Even in the specific domain we discussed, there are many issues to solve to really unify model-based design and programming at both theoretical and practical levels, practical achievements being the real success criterion at the end of the day. I will only cite some of them here, related to currently weak points of the design chain.

Most mathematical modelers for differential equation simulation still lack solid semantics, and, as said before, do not correctly support the mixture of continuous control and discrete event handling. An elegant theoretical solution to continuous/discrete cooperation has been proposed by Benveniste, Bourke, Caillaud, and Pouzet [8]. It is based on non-standard analysis: in addition to progressing by real \(\epsilon \)’s between integration steps, time can progress by infinitesimal \(\epsilon \)’s during discrete event cascades. More practically, Pouzet and his team are defining the Zelus simulation language and compiler [25, 52], with a type-checker that sorts out continuous and discrete behaviors to ensure that simulation behavior exactly respects the semantics that mathematically defines the expected system behavior. Such a language could advantageously replace the existing ones in mathematical modelers and solve the current continuous/discrete conflicts.

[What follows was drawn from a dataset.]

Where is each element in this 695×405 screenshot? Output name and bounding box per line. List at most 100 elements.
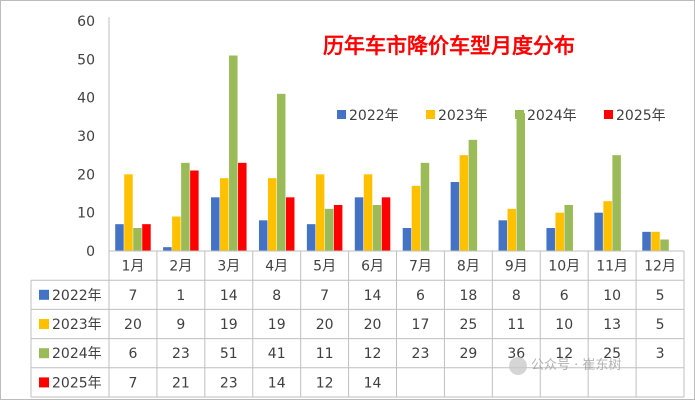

Most code generation tools end up generating C code. But C compilers are not as robust as one usually thinks. For instance, using smart random generation techniques, the CSmith project has generated one million C programs especially triggered to shake C compilers. CSmith found lots of bugs in most tested compilers, be them academic or industrial. These bugs can be compiler crashes or internal errors, which is harmless, but they can also be wrong generated code, which is really harmful and raises questions about the “certification by large usage” often invoked in industry. Only one compiler survived: CompCert [45] by Xavier Leroy and his team. This is not surprising since CompCert has been developed and formally verified with Coq [22], much of its code being automatically extracted from the proof. Such a formally verified and reasonably efficient compiler should definitely be used for safety-critical systems.

Following the same track, L. Rieg and myself are currently feeding Coq with the chain of (Kernel) Esterel semantics up to circuit translation, with the hope of constructing a Coq-verified compiler - and to finally publish my draft book “The Constructive Semantics of Pure Esterel”Footnote 5 with all currently unpublished proofs of the theorems done in Coq. Similarly, T. Bourke and others are working on a Coq-verified Lustre compiler.

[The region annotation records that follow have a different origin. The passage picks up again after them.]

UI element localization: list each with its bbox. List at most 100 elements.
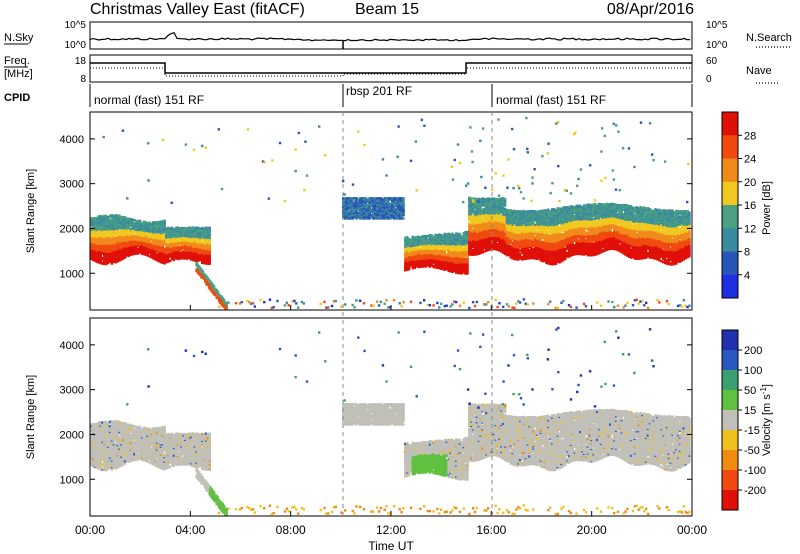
power-echo-cell bbox=[99, 228, 102, 231]
power-echo-cell bbox=[118, 253, 121, 257]
freq-tick-bottom: 8 bbox=[80, 74, 86, 85]
power-echo-cell bbox=[120, 231, 123, 234]
power-echo-cell bbox=[436, 301, 439, 305]
power-echo-cell bbox=[357, 198, 360, 201]
power-echo-cell bbox=[522, 256, 526, 260]
power-echo-cell bbox=[334, 299, 337, 303]
power-echo-cell bbox=[473, 209, 477, 213]
power-echo-cell bbox=[507, 233, 511, 237]
power-echo-cell bbox=[161, 249, 164, 252]
power-echo-cell bbox=[517, 218, 520, 221]
power-echo-cell bbox=[133, 219, 136, 222]
power-echo-cell bbox=[283, 304, 287, 307]
power-echo-cell bbox=[394, 200, 398, 203]
power-echo-cell bbox=[123, 216, 127, 219]
power-echo-cell bbox=[454, 256, 458, 260]
power-echo-cell bbox=[458, 258, 462, 261]
power-echo-cell bbox=[345, 215, 349, 218]
power-echo-cell bbox=[116, 214, 119, 217]
power-echo-cell bbox=[486, 244, 490, 247]
power-echo-cell bbox=[432, 252, 435, 255]
power-echo-cell bbox=[498, 236, 501, 240]
power-echo-cell bbox=[377, 199, 381, 202]
power-echo-cell bbox=[501, 206, 505, 210]
power-echo-cell bbox=[520, 217, 524, 221]
power-echo-cell bbox=[121, 246, 125, 249]
power-echo-cell bbox=[398, 207, 401, 210]
power-echo-cell bbox=[391, 213, 394, 217]
power-echo-cell bbox=[99, 214, 102, 218]
power-echo-cell bbox=[470, 241, 473, 244]
power-echo-cell bbox=[402, 197, 405, 200]
power-echo-cell bbox=[387, 197, 390, 200]
power-echo-cell bbox=[204, 229, 208, 233]
power-echo-cell bbox=[394, 211, 398, 215]
power-echo-cell bbox=[351, 210, 354, 213]
power-echo-cell bbox=[507, 229, 511, 232]
power-echo-cell bbox=[169, 235, 172, 238]
power-echo-cell bbox=[240, 301, 243, 304]
power-echo-cell bbox=[372, 211, 375, 215]
power-echo-cell bbox=[443, 238, 447, 241]
power-echo-cell bbox=[287, 304, 290, 307]
power-echo-cell bbox=[347, 210, 351, 213]
power-echo-cell bbox=[355, 197, 358, 200]
power-echo-cell bbox=[133, 238, 136, 241]
power-echo-cell bbox=[417, 241, 420, 244]
power-echo-cell bbox=[475, 202, 479, 206]
power-echo-cell bbox=[347, 197, 351, 200]
power-echo-cell bbox=[114, 225, 117, 228]
power-echo-cell bbox=[133, 234, 136, 238]
power-echo-cell bbox=[379, 209, 383, 212]
power-echo-cell bbox=[398, 217, 401, 220]
power-echo-cell bbox=[462, 232, 465, 235]
power-echo-cell bbox=[293, 299, 296, 303]
power-echo-cell bbox=[517, 241, 520, 244]
power-echo-cell bbox=[185, 227, 189, 230]
power-echo-cell bbox=[375, 208, 379, 211]
power-echo-cell bbox=[296, 306, 300, 309]
power-echo-cell bbox=[509, 251, 512, 255]
power-echo-cell bbox=[197, 226, 200, 230]
power-echo-cell bbox=[105, 231, 108, 234]
power-echo-cell bbox=[131, 218, 134, 221]
power-echo-cell bbox=[375, 197, 379, 200]
power-echo-cell bbox=[501, 230, 505, 233]
power-echo-cell bbox=[118, 214, 121, 217]
power-echo-cell bbox=[357, 211, 360, 215]
power-echo-cell bbox=[101, 215, 104, 218]
power-echo-cell bbox=[503, 207, 507, 211]
power-echo-cell bbox=[385, 197, 388, 200]
power-echo-cell bbox=[430, 245, 433, 248]
power-echo-cell bbox=[368, 203, 371, 207]
power-echo-cell bbox=[443, 252, 447, 256]
power-echo-cell bbox=[351, 197, 354, 200]
power-echo-cell bbox=[155, 227, 159, 231]
power-echo-cell bbox=[441, 262, 445, 265]
power-echo-cell bbox=[110, 218, 114, 222]
power-echo-cell bbox=[409, 256, 413, 259]
power-echo-cell bbox=[454, 300, 458, 304]
power-echo-cell bbox=[167, 226, 170, 230]
power-echo-cell bbox=[396, 209, 400, 212]
power-echo-cell bbox=[372, 217, 375, 220]
power-echo-cell bbox=[101, 261, 104, 264]
power-echo-cell bbox=[253, 305, 257, 308]
power-echo-cell bbox=[208, 226, 211, 230]
power-echo-cell bbox=[509, 209, 512, 212]
power-echo-cell bbox=[522, 224, 526, 227]
power-echo-cell bbox=[148, 227, 151, 230]
nsearch-tick-top: 10^5 bbox=[706, 20, 728, 31]
power-echo-cell bbox=[511, 241, 514, 244]
power-echo-cell bbox=[492, 229, 495, 233]
power-echo-cell bbox=[449, 243, 452, 246]
power-echo-cell bbox=[526, 219, 529, 222]
power-echo-cell bbox=[103, 257, 106, 260]
power-echo-cell bbox=[103, 259, 106, 262]
power-echo-cell bbox=[91, 217, 95, 220]
power-echo-cell bbox=[120, 244, 123, 248]
power-echo-cell bbox=[99, 252, 102, 256]
power-echo-cell bbox=[204, 251, 208, 254]
power-echo-cell bbox=[163, 247, 166, 251]
power-echo-cell bbox=[368, 199, 371, 202]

Finally, and most importantly, the models described in this paper correspond to compact 20\(^{th}\)-century embedded systems, to which the core synchronous framework is well-suited. But the embedded systems zoo of the 21\(^{st}\) century has many more animals, and in particular physically distributed systems mixing signal processing, complex control, fancy GUIs, etc. There have been many attempts to automatically distribute the code generated by synchronous languages (not detailed here), but more general ways to tackle the problem should be investigated.

Ptolemy IIFootnote 6, developed at UC Berkeley by Edward Lee’s team, is an exciting and elegant environment for model-based design of distributed systems. Instead of being based on a single computation paradigm, Ptolemy II supports a variety of computation and communication models, including the synchronous one, and links them quite cleanly within a global graphical framework. I think such a system can play a major role in the unification of model-based design and programming. Other extensions of the synchronous paradigm are the aforementioned SCL approach [62] and the Averest project by K. Schneider et al. (http://www.averest.org).

6 Conclusion

We have shown the direct and formal connection between model-based design and programming in the synchronous languages framework, and detailed its industrial tooling and applications developments in the embedded systems application area. By adopting a higher-level model-based way of writing and verifying designs, we could simplify and put closer modeling and programming in this application domain. There are many other places where unification of modeling and programming should be performed, probably in a different way. Isola will be an excellent occasion of discussing this.